Mir is one of India's most wanted terrorists and has a bounty of USD5 million placed on his head by the US for his role in the 26/11 Mumbai terror attacks.
In June this year, he was jailed for over 15 years in a terror-financing case by an anti-terrorism court in Pakistan, which is struggling to exit the grey list of the FATF.
Pakistani authorities had in the past claimed Mir had died, but Western countries remained unconvinced and demanded proof of his death.
This issue became a major sticking point in FATF's assessment of Pakistan's progress on the action plan late last year.
Mir is a senior member of the Pakistan-based Lashkar-e-Taiba (LeT) and is wanted for his involvement in the November 2008 terrorist attacks in Mumbai.
'Mir was LeT's operations manager for the attacks, playing a leading role in their planning, preparation, and execution,' the US State Department has said.
External Affairs Minister S Jaishankar said in his address to the high-level UN General Assembly session in September that 'The United Nations responds to terrorism by sanctioning its perpetrators. Those who politicise the UNSC 1267 Sanctions regime, sometimes even to the extent of defending proclaimed terrorists, do so at their own peril. Believe me, they advance neither their own interests nor indeed their reputation'.

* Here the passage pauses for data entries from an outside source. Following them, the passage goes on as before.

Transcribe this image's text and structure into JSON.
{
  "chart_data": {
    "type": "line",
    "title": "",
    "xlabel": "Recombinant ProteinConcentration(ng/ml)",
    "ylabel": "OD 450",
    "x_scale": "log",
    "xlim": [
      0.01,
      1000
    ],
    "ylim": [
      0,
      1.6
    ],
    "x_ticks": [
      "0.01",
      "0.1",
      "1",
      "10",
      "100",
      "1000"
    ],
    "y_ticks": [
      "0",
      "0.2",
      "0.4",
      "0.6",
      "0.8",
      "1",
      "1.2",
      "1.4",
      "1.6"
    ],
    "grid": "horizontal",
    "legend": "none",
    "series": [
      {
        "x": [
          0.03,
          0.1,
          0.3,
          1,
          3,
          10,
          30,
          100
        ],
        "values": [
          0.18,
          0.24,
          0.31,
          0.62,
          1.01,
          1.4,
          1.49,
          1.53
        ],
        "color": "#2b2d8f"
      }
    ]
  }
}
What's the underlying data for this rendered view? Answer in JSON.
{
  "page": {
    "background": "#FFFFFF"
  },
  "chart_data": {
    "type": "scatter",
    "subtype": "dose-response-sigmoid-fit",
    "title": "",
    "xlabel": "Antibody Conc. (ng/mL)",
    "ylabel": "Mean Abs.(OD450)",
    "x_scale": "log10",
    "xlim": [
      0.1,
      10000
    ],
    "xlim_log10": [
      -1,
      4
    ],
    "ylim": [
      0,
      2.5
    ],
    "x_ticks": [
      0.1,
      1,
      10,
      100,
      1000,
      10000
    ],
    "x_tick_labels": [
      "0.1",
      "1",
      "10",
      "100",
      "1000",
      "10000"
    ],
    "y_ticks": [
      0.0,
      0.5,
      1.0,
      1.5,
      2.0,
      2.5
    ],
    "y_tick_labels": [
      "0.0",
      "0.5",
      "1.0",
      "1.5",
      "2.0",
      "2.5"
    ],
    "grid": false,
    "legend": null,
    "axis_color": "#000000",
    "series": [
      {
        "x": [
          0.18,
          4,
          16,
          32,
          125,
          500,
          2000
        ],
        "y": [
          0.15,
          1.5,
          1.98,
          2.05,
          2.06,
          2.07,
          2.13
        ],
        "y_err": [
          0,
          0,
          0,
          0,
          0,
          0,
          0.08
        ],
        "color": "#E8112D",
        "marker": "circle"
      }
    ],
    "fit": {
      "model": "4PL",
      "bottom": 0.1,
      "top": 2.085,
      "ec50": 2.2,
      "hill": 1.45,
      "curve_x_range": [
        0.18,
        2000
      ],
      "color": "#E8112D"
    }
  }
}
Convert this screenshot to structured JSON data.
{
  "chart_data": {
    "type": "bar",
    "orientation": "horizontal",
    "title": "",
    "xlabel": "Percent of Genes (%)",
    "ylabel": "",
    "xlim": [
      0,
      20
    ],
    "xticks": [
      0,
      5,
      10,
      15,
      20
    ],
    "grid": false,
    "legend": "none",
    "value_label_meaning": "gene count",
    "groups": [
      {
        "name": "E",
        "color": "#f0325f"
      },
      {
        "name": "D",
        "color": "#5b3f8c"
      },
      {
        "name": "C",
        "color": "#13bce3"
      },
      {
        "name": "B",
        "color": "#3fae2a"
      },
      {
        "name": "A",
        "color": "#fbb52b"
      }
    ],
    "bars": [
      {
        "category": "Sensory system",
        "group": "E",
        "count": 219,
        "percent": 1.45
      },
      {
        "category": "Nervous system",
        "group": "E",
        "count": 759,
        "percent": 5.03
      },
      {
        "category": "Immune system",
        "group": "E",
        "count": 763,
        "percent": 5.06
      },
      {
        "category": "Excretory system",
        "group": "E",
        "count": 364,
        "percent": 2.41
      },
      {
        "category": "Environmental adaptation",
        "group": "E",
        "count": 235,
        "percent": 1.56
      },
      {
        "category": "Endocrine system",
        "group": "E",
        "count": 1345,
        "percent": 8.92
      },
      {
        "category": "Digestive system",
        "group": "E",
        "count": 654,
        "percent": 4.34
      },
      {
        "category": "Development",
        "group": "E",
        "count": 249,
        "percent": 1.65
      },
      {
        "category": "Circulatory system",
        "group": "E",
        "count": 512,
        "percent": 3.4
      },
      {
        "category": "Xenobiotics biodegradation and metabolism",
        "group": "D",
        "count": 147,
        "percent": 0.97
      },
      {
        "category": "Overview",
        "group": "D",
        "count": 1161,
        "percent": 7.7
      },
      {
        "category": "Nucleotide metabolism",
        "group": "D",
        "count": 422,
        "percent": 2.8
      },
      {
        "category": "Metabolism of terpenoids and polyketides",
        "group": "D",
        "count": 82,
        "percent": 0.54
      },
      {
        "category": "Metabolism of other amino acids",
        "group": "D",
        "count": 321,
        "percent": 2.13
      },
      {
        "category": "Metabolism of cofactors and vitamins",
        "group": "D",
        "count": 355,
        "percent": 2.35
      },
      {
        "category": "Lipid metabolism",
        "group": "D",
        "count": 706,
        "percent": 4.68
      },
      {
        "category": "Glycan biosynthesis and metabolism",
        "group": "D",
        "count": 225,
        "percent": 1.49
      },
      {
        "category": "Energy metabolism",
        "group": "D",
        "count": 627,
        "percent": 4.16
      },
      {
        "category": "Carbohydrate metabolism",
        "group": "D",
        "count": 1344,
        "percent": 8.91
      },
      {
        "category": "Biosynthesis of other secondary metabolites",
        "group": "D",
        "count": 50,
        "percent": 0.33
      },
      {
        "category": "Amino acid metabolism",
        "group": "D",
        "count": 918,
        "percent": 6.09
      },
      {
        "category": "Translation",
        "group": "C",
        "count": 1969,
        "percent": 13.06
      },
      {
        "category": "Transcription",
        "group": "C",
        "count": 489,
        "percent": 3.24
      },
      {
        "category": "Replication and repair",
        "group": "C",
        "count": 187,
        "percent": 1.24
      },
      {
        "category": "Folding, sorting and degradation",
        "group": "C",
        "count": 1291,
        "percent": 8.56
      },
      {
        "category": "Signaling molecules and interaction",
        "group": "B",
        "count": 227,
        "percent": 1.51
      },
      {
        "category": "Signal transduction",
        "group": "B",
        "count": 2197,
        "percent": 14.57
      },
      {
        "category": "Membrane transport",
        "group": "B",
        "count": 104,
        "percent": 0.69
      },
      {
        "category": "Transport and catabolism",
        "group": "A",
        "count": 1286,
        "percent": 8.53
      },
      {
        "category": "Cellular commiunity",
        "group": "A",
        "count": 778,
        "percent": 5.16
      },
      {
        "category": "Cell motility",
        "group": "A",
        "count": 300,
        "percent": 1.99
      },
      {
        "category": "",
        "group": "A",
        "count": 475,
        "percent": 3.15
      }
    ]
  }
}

Amid repeated holds on proposals to designate terrorists under the UN sanctions regime, Jaishankar had told reporters here last month that terrorism should not be used as a political tool and the idea that something is blocked without assigning a reason challenges common sense.
'We do believe that in any process if any party is taking a decision, they need to be transparent about it. So the idea that something is blocked without assigning a reason, it sort of challenges common sense,' Jaishankar had said in New York in response to a question by PTI on the issue of repeated holds and blocks on proposals to list terrorists under the UN sanctions regime.
Earlier also, China, an all-weather friend of Islamabad, has placed holds and blocks on bids by India and its allies to list Pakistan-based terrorists.
In May 2019, India had won a huge diplomatic win at the UN when the global body designated Pakistan-based Jaish-e-Mohammed chief Masood Azhar as a 'global terrorist', a decade after New Delhi had first approached the world body on the issue.
A veto-wielding permanent member of the UN Security Council, China was the sole hold-out in the 15-nation body on the bid to blacklist Azhar, blocking attempts by placing a 'technical hold'.